Carlos McCoy
La pandemia del COVID 19 nos mostró que muchas de las cosas que creíamos necesitar y nos parecían imprescindibles para vivir, no eran tal y en realidad son oropeles.
Logramos pasar un año sin hacer filas para comprar la más reciente tableta electrónica salida al mercado o el nuevo teléfono celular, cuya única diferencia al que poseíamos era, una cámara con una cantidad mayor de pixeles. De repente entendimos que no éramos fotógrafos profesionales.
Comprendimos que no somos modelos de pasarela, pues pudimos pasar 12 meses sin comprarnos una sola pieza de vestir y, por el contrario, revisando nuestros closets, notamos la existencia de blusas, camisas, faldas, pantalones y hasta zapatos, no utilizados en mucho tiempo. Hicimos un mejor uso de ellos regalándolos.
Aprendimos a la fuerza que es mejor y más saludable, la comida hecha en casa y no las culinarias bellezas comercializadas y vistosamente presentadas en los restaurantes. Muy caras por demás. Pero, para mayor significación aún, pudimos comer, por primera vez en mucho tiempo, en familia.
Recuperamos la tradición de sentarnos a la mesa todos juntos, en el mismo lugar y a la misma hora y logramos, lo hasta ese momento imposible, establecer una conversación familiar con los integrantes del hogar.
Fueron 52 semanas donde aprendimos tecnologías nuevas, algunas de ellas enseñadas por nuestros propios hijos y aunque parezca mentira, logramos acercarnos a muchas familias hasta el momento muy lejanas pues, a manera de romper el aburrimiento, necesitábamos comunicarnos con alguien fuera de nuestro íntimo entorno familiar.
Empezamos a utilizar las videos llamadas y las reuniones por medio de las conferencias virtuales, con programas existentes desde hacía mucho tiempo, pero no nos habíamos enterado ya que no teníamos la necesidad de ello.
En aquellos 365 días nos dimos cuenta de la real existencia de familiares muy cercanos y hasta amigos entrañables, los cuales partieron a otras dimensiones y no tuvimos la oportunidad ni siquiera de ofrendarles el último adiós.
En ese aciago periodo, muchos nos arrepentimos de no haberle dado en vida el cariño que le teníamos guardado en el corazón a esos parientes y amistades, que, por desidia, no aprovechamos las oportunidades de darles un beso y un abrazo y mostrarle nuestro amor.
Ahora cuando las aguas están volviendo a la normalidad, retomemos esa vida simple, sin complicaciones, sin odios, sin envidias, compartiendo con la familia más cercana, nuestros vecinos, hasta un plato especial preparado con amor en nuestras casas. En tiempos atrás era una hermosa costumbre y la satisfacción de compartirlo era similar al de degustarlos.
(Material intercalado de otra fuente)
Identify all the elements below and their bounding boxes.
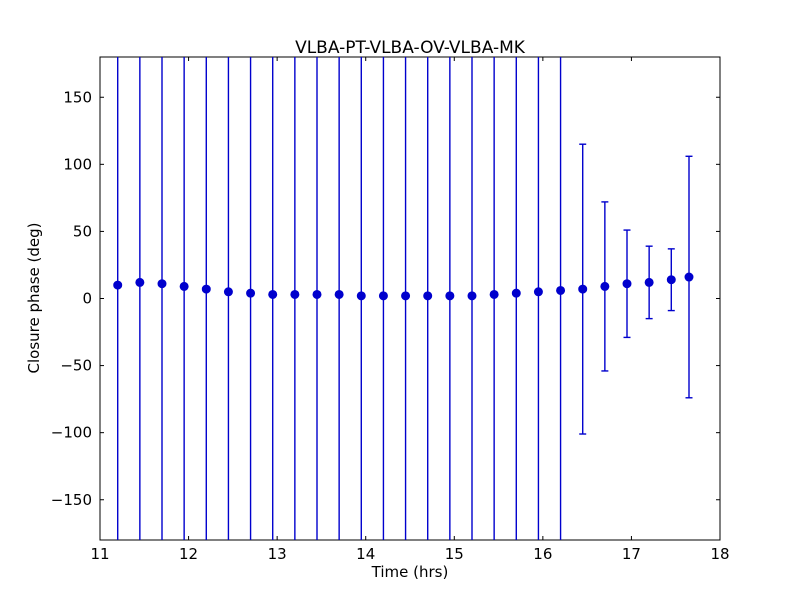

Rescatemos nuestras vidas sencillas. Sin la innecesaria ostentación causante de envidias. No nos pongamos la meta de obtener cosas sin realmente necesitarlas. Como dijo Buda Gautama, “no es más rico el que más tiene sino quien menos necesita”.
Los mejores elementos de la vida son gratis. Aire, luz, naturaleza, amistad, amor, cariño, afecto, ternura. Nada de esto cuesta dinero y no hay nadie tan pobre que no pueda regalar una sonrisa.
Nosotros, de manera personal y gracias a Dios, mucho antes de la pandemia, ya habíamos tomado la determinación de ser felices. Tiramos a la basura todo aquel lastre que nos impedía serlo, inquinas, odios, envidias, rencores, rabias, fobias, iras, resentimientos, gulas, ambiciones. créannos, valió la pena.